Zuma also used the UN General Assembly platform to make the most detailed call for UN reform of all the speakers so far.

He said almost no progress had been made since a commitment was given by world leaders to reform the UN Security Council 10 years ago.

“It is unacceptable and unjustifiable that more than one billion people in the African continent are still excluded as permanent members of the key decision making structure of the United Nations, the UN Security Council.

“A continent with a smaller population than Africa is represented by three countries on the UN Security Council as permanent members. The UN cannot pretend that the world has not changed since 1945. We are no longer colonies. We are free, independent sovereign states,” he said, to more applause from delegates.

He said some strides had been made towards reform, but “we will continue working with progressive states towards the expansion of representation”.

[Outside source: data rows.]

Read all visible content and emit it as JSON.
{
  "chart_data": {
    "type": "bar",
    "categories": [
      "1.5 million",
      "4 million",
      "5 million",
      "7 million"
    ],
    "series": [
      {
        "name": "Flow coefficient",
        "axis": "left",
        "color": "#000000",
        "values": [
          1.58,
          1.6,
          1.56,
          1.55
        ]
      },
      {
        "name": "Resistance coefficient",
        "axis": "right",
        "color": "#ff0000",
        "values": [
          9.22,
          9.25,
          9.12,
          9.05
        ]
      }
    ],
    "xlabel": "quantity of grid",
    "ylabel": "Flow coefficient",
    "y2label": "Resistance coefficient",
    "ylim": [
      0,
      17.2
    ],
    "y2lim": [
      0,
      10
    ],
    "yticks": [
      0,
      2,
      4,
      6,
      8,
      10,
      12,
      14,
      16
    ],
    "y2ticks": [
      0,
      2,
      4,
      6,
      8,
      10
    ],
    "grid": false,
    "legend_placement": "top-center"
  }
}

He said the election process of the UN Secretary-General also needed to be democratised. Currently the Secretary-General is appointed by the General Assembly on the recommendation of the Security Council, but Zuma said the assembly should play a bigger role in this.

Various other heads of state urged UN Security Council reform during yesterday’s debate, including Russia’s Vladimir Putin, Brazil’s Dilma Roussef, Mozambique’s Filipe Nyusi and Ethiopia’s Hailemariam Dessalegn. Speaking after Zuma, Zimbabwe’s President Robert Mugabe added his voice to the call.

Germany’s Chancellor Angela Merkel over the weekend also came out in support of reforms.

Zuma on Sunday said South Africa would call for an expansion of the UNSC with four permanent seats going to Africa.

Realistically, however, Africa is hoping for two seats, and South Africa is hoping to fill one of those.